From gatekeeper to guide: the role of a doctor today

Patients are no longer waiting for permission to be curious about their health. They arrive in clinic with data from wearables, podcast notes, and internet research. That is a good thing. But in an age of infinite information, the most valuable thing a clinician can offer is not more information. It is trusted interpretation.

The doctor’s role is shifting from gatekeeper to guide. Helping you separate what is proven from what is promising, building a plan rooted in what the evidence actually shows, and making sure the basics are actually being executed. That is not a hard sell. That is just honest medicine.

The goal: not “normal”, but functional

“Normal” is a range, not a target. You can be technically normal on every lab test and still feel exhausted, foggy, and physically fragile. The goal was never to be average for your age. It is strength, clear thinking, resilience, and energy. More years thriving, fewer years declining.

If your only feedback loop is a checklist that says nothing is broken, you miss the opportunity to actually upgrade how you feel. That is the whole aim of an honest longevity approach: close the gap between hype and science, and make the pursuit of a longer healthspan practical, evidence based, and human.

Frequently asked questions

Is VO2 max testing accessible outside of elite sport?

Yes. Lab based testing with a mask and metabolic cart is the gold standard, but many clinics (including sports medicine and longevity focused practices) now offer it. Field based estimates, like the Cooper 12-minute run test, can also provide a reasonable approximation if lab testing is not available. Speak to your doctor about what is appropriate for you.

What is a “good” VO2 max?

There is no single number. Cardiorespiratory fitness declines with age, and what is considered average depends on your age and sex. What matters more than the number is your trajectory, whether you are maintaining or improving it over time. Sitting above the age predicted average is generally protective, but the greatest benefit comes from moving out of the lowest fitness category.

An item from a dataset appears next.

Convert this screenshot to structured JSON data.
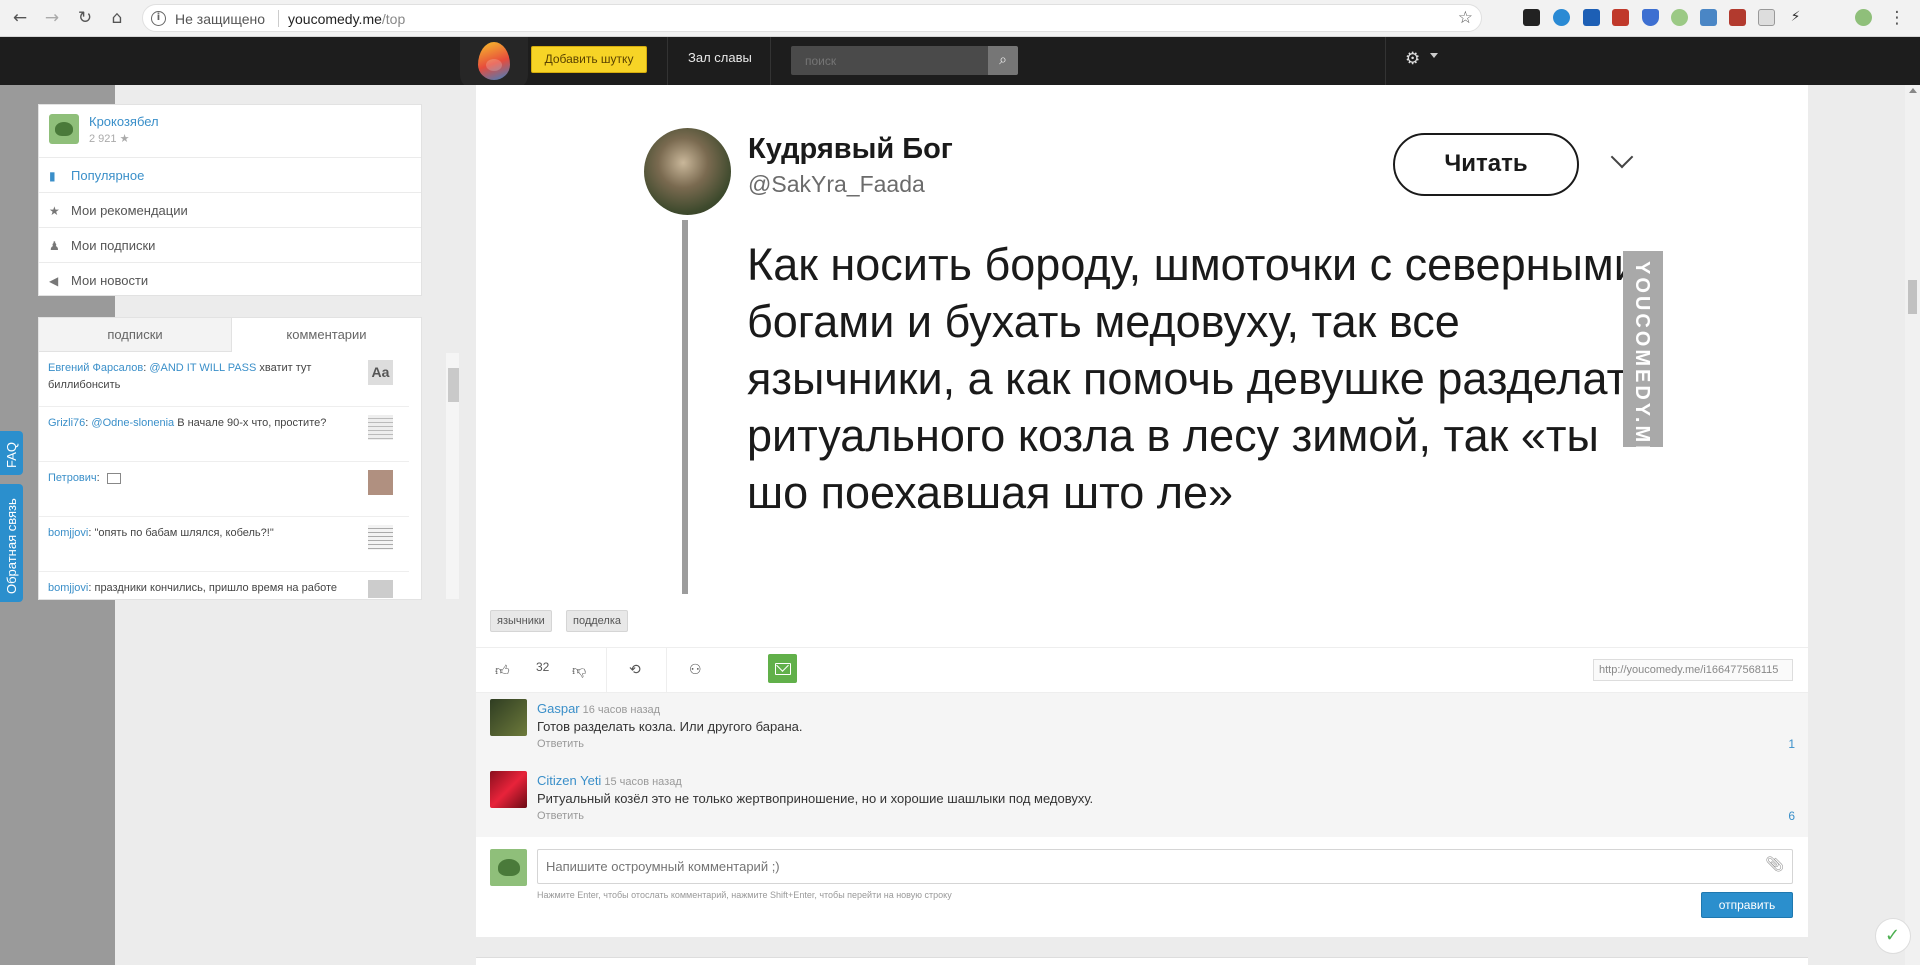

How often should I get a DEXA scan?

It depends on your baseline and goals. For someone with no acute concerns, repeating a DEXA every one to two years can track changes in visceral fat, lean mass, and bone density over time. If you are actively working on body composition or have risk factors for osteoporosis, your clinician might suggest a different interval. This is best discussed in consultation.

Which blood markers matter most for longevity?

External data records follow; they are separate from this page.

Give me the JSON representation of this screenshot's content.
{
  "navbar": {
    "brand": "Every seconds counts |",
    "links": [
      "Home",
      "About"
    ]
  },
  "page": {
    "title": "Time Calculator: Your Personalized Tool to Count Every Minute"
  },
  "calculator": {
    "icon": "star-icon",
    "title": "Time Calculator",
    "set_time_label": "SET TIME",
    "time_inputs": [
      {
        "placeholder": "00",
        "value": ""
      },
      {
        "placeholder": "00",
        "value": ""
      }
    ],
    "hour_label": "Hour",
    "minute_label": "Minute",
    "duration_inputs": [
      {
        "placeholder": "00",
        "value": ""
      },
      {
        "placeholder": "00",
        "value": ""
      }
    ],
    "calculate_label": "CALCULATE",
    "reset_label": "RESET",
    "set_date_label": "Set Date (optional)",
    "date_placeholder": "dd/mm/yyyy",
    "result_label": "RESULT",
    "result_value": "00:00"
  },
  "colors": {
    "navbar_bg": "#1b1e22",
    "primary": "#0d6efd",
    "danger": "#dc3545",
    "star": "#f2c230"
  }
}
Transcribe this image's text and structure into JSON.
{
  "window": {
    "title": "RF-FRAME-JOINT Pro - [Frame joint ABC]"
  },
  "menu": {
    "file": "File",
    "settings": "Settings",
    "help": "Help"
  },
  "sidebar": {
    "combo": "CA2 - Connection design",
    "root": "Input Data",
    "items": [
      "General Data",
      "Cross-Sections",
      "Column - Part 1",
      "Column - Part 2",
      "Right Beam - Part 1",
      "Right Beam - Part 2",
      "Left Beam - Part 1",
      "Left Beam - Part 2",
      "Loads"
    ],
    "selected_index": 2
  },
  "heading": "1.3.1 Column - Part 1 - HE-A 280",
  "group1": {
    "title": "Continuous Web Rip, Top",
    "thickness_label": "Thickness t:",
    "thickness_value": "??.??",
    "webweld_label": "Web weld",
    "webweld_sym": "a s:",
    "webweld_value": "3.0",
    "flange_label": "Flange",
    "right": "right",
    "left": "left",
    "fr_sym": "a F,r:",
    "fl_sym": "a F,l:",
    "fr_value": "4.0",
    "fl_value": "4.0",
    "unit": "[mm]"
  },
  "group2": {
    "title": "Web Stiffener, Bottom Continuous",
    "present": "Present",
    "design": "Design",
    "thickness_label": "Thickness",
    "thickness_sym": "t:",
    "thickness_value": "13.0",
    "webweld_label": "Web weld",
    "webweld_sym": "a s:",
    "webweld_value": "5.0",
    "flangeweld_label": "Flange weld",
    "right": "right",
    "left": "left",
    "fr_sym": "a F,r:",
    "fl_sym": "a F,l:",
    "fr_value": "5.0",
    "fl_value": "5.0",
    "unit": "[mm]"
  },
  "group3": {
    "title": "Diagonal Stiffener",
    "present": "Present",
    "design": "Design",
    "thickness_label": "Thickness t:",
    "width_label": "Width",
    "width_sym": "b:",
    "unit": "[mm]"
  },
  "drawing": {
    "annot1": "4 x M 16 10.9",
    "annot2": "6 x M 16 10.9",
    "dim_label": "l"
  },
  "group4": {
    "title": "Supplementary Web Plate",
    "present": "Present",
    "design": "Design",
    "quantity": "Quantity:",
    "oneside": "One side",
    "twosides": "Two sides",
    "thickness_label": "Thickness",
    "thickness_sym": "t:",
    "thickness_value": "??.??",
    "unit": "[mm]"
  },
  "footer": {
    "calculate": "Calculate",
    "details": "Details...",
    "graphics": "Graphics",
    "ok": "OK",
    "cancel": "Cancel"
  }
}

A basic panel covering fasting glucose, HbA1c, a full lipid profile (including ApoB and Lp(a) where indicated), and a marker of inflammation like high sensitivity CRP covers a lot of ground. The exact list should be individualised based on your personal and family history. Boring, routine labs, interpreted together, often give you more actionable information than the expensive boutique panels you see online.

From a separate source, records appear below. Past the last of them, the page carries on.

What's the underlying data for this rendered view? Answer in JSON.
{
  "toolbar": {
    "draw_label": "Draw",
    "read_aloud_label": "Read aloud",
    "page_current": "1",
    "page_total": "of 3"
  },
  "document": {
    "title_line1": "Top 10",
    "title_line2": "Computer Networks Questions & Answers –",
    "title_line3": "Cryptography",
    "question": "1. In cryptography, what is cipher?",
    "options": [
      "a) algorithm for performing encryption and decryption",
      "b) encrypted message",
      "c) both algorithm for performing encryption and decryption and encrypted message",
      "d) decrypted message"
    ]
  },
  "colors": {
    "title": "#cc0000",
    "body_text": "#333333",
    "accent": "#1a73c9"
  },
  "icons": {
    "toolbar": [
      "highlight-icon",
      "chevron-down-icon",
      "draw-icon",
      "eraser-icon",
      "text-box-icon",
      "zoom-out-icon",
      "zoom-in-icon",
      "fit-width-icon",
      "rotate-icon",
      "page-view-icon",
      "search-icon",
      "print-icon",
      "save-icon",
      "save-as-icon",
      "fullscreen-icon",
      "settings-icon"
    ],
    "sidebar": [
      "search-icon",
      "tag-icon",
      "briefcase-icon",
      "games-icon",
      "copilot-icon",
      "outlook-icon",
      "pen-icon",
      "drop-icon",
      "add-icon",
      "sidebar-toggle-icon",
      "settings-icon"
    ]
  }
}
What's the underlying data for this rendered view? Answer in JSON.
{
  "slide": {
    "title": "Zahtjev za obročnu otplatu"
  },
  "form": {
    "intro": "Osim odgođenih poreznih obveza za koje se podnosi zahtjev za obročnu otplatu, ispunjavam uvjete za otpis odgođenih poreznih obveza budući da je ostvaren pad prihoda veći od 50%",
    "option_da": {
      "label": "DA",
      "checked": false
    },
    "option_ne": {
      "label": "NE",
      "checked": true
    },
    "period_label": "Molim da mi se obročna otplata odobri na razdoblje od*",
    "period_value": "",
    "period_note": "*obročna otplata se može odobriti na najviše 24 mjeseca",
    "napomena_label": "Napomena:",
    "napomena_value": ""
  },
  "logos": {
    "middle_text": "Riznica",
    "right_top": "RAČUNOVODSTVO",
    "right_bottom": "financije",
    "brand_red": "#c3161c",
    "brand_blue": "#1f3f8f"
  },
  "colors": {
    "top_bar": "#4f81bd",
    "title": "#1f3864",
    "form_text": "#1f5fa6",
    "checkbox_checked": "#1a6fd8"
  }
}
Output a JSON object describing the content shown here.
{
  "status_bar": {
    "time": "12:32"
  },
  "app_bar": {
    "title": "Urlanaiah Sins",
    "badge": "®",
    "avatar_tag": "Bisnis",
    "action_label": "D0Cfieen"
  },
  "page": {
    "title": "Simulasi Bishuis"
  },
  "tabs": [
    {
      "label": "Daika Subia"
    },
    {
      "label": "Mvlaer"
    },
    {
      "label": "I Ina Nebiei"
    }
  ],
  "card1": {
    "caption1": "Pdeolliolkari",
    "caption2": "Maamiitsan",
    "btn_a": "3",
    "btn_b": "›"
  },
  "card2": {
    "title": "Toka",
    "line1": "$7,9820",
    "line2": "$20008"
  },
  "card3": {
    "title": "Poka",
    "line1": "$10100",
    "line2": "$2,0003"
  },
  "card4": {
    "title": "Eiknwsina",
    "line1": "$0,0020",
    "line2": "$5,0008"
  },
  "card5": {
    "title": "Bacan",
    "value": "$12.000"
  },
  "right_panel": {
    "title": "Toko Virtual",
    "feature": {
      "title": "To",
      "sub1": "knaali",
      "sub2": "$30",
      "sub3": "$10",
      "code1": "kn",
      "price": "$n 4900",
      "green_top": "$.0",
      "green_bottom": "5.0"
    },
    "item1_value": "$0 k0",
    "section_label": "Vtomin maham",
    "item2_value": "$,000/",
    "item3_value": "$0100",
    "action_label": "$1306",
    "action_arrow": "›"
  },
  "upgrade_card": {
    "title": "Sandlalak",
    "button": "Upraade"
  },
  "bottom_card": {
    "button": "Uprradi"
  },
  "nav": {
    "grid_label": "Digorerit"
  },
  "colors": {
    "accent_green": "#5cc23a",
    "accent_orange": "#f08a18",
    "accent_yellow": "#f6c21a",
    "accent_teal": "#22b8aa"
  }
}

An initial consultation is the starting point for discussing which of these measures are right for you. What any result means for your personal risk is something that belongs in a one on one conversation, not a webpage.


General information, not individual medical advice. Speak to your own doctor.

References

  • Kodama S, Saito K, Tanaka S, et al. Cardiorespiratory fitness as a quantitative predictor of all cause mortality and cardiovascular events in healthy men and women: a meta analysis. JAMA. 2009;301(19):2024-2035.

  • Ross R, Blair SN, Arena R, et al. Importance of assessing cardiorespiratory fitness in clinical practice: a case for fitness as a clinical vital sign: a scientific statement from the American Heart Association. Circulation. 2016;134(24):e653-e699.

  • Blair SN, Kohl HW III, Paffenbarger RS Jr, Clark DG, Cooper KH, Gibbons LW. Physical fitness and all cause mortality: a prospective study of healthy men and women. JAMA. 1989;262(17):2395-2401.

  • Pischon T, Boeing H, Hoffmann K, et al. General and abdominal adiposity and risk of death in Europe. N Engl J Med. 2008;359(20):2105-2120.

General education, not individual medical advice. No prescription medicines are advertised; personalised treatment follows clinical consultation.